En revanche, je ne peux pas souscrire à la dernière. D'abord parce qu'elle n'est étayée d'aucune simulation ; ensuite parce qu'il est indispensable de maintenir le lien entre le territoire et l'impôt ; enfin parce que le problème naît de la volonté de mêler la péréquation à la perception des ressources. Vouloir un mécanisme de ressources réparties en fonction du territoire en plus de la péréquation aboutit à un système illisible. À mon sens, les collectivités doivent percevoir leurs ressources, et profiter ensuite seulement des mécanismes de péréquation horizontaux et verticaux.

Avec la réforme de la taxe d'habitation, qui sera complexe à mettre en oeuvre, et la réforme des valeurs locatives, nous serons peut-être contraints d'arriver au grand soir voulu par Charles Guené !

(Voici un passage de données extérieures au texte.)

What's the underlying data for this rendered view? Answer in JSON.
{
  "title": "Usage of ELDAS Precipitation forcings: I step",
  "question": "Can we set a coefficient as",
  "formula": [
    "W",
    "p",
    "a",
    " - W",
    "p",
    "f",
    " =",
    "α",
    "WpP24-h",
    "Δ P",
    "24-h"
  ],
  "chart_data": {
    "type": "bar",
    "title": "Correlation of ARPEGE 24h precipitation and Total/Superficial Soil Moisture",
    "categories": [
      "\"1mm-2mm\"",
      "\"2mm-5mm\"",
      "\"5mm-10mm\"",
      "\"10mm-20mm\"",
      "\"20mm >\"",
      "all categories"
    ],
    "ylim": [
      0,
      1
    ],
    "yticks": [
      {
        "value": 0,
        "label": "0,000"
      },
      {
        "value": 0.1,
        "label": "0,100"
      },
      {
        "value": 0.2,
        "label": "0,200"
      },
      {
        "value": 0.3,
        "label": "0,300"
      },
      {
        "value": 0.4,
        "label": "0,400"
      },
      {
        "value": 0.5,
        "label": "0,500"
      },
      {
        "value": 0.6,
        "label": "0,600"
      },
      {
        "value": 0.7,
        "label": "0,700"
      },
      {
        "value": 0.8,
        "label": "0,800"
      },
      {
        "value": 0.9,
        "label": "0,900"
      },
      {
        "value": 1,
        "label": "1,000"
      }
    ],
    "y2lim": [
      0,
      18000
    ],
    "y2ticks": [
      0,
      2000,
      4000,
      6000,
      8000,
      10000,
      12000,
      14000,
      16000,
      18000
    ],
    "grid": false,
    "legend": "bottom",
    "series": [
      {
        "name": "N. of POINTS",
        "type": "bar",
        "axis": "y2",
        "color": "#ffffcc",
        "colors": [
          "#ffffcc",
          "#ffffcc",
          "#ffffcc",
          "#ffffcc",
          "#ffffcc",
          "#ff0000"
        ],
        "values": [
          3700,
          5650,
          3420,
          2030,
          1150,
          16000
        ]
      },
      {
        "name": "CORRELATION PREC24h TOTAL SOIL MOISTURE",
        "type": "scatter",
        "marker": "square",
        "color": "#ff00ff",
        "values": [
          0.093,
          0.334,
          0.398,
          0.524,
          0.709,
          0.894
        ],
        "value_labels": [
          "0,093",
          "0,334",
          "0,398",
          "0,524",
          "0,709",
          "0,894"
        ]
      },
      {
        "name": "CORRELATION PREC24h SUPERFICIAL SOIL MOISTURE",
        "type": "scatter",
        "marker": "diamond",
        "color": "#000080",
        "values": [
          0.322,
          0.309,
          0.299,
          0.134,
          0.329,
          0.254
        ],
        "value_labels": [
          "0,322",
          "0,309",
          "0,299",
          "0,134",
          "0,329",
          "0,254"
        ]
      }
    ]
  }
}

Je ne souscris donc pas à toutes les recommandations. Restons prudents.

M. Charles Guené , rapporteur spécial. - Nous aussi, monsieur le rapporteur général, nous demandons à voir ! Nous ne préconisons pas l'instauration du système présenté dans la dernière recommandation. Comme nous l'avons indiqué, nous demandons seulement de l'étudier, car c'est le seul que nous ayons trouvé pour résoudre la question des effets du périmètre des groupes sur la territorialisation de la valeur ajoutée.

M. Vincent Delahaye , président . - La commission autorise-t-elle la publication de cette communication, avec les réserves formulées par le rapporteur général ?

M. Charles Guené , rapporteur spécial . - Elles sont satisfaites, puisque nous parlons seulement d'« étudier l'hypothèse d'une répartition de l'intégralité du produit de CVAE ».

M. Albéric de Montgolfier , rapporteur général. - Ainsi formulé, cela me convient.

La commission a donné acte de sa communication à MM. Charles Guené et Claude Raynal, rapporteurs spéciaux, et en a autorisé la publication sous la forme d'un rapport d'information.